In 2023, a review of gender-equality paradox was conducted:
“The findings show that the mathematics gender gap from the PISA and TIMMS assessments, is not linked to composite indices and specific indicators, but gender differences are larger in gender-equal countries for reading, mathematics attitudes, and personality (Big Five, HEXACO, Basic Human Values, and Vocational Interests)” (Baldocci, 2023).

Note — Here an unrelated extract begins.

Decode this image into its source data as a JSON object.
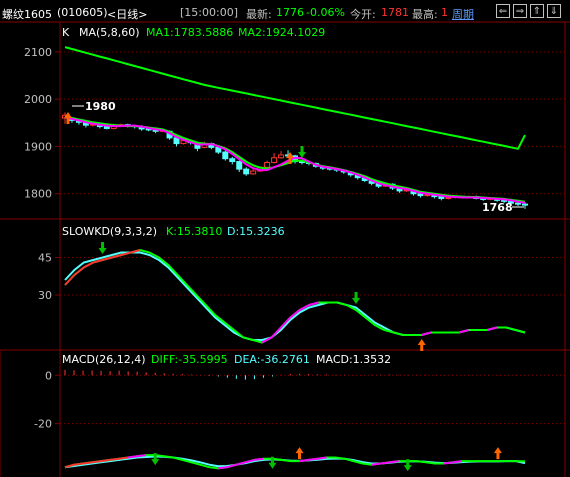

So, like the dean's approach - going against common academic knowledge by blaming women in democracies avoidance of STEM on men and rewarding false claims about livestock and climate, and the researcher who went against common academic knowledge about meat and health, what's the likelihood that Ilmarinen och Lönnqvist study on Gender-equality paradox really refuted common academic knowledge? The easiest way to answer that question i, of course, to go to the source - the study:
“The results were highly heterogeneous. For some characteristics, men’s and women’s country-level means varied identically as a function of country-level gender equality (no paradox). For other characteristics, there were differences in how men’s and women’s means varied. Whether these differences could be described in the rhetoric of the paradox varied. More pertinent is the necessity of deconstructing difference score predictions into their constituent components before attempting to answer questions regarding a paradox” (Ilmarinen and Lönnqvist, 2024).
Again, University of Helsingfors has exaggerated and reported what looks like a false positive, that is, going against common academic knowledge.

Conclusion. Like so many other claims, the current claim by the University of Helsingfors, that researchers managed to refute the Gender-equality paradox, goes against common academic knowledge.